Attention in Deep Learning
In deep learning, backpropagation constrain the learning to be smooth due to differentation. Deep learning models can learn hierarchical representations automatically given the data, all this process takes place by incrementally tuning the weights in a neural network given the loss function of interest. Attention is the mechanism to introduce a dictionary-like structure to the nerual network learning process.
An Attention Layer [Bahdanau et al. 2015] can be seen as a differentiable dictionary, which provides valuable information to the neural network given a query state.
The problem with very deep models like recurrent neural networks is that they are so deep that the information encoded at some layer could be very far from another layer that needs the stored representation.

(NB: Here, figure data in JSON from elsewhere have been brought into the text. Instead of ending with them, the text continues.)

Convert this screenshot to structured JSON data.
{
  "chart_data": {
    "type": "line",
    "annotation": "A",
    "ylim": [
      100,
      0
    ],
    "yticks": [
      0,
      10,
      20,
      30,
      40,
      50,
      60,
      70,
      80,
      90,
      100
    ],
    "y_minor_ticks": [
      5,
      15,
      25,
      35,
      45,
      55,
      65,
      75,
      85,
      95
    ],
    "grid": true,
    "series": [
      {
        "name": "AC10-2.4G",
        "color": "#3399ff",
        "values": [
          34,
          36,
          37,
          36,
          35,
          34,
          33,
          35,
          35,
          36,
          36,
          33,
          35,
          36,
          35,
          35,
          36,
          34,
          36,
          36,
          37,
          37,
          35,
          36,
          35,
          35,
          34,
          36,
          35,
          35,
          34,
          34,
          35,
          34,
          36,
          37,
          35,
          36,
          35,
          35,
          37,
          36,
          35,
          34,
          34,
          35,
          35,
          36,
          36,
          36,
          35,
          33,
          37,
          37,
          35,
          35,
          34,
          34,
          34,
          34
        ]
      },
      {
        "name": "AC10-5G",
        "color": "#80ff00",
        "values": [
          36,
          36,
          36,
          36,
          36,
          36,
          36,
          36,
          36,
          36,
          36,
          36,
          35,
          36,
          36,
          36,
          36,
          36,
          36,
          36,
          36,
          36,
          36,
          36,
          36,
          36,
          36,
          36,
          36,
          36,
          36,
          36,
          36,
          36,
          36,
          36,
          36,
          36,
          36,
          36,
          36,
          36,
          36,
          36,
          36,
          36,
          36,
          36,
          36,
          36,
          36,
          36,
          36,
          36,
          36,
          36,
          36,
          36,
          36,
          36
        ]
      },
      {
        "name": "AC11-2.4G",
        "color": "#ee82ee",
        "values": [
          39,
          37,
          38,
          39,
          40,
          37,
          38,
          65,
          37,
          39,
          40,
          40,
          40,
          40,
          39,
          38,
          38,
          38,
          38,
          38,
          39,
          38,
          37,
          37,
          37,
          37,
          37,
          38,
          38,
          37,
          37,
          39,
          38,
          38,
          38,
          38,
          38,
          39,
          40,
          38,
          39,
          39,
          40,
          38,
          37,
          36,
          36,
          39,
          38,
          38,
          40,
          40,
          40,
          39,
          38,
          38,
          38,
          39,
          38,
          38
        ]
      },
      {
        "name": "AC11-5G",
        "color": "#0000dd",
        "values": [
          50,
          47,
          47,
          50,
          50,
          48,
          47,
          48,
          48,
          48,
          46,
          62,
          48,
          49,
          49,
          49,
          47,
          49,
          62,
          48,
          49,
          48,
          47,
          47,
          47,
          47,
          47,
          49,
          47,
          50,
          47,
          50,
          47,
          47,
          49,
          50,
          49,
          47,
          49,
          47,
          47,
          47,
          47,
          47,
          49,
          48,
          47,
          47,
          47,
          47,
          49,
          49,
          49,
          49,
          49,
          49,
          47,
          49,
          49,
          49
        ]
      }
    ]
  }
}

Attention solves this.
Attention makes the information instantly available at any time through a deep model.
Attention is also learnable, this is, an attention mechanism in a neural network can be implemented using an attention layer.
The attention layer can be seen as a dictionary structure, remember that a dictionary is a data structure that is very fast at reading time, this is we provide a lookup to the dictionary with a unique key and the dictionary provides a value.
Attention in deep learning provides this dictionary structure in a learnable way (eg: can be learned with backpropagation)
At inference time for example, an attention layer can be useful when a neural network at layer 13th needs certain information from the original input. A deep model without attention would have to encode this input information throughout all the intermediate layers, and if the model is too deep the relevant information could be lost or get too noisy when updating the gradients (catastrophic forgetting). A deep model with attention can make a query(Q) lookup at any time to the differentiable dictionary, this differentiable dictionary provides the relevant information given the query, this query is not an exact query concept but is the query information that the neural network needs to perform given its actual state. Given the state query, the dictionary will return the most probable keys and their corresponding values that match the query context. The keys and values are subsets of information from the input. This dictionary is not provided by any means at training time, it is initially a set of random parameters, but at training time the dictionary will be learned based on the downstream task of interest. So the keys, values and the query representations that this dictionary expects will be learned at training time.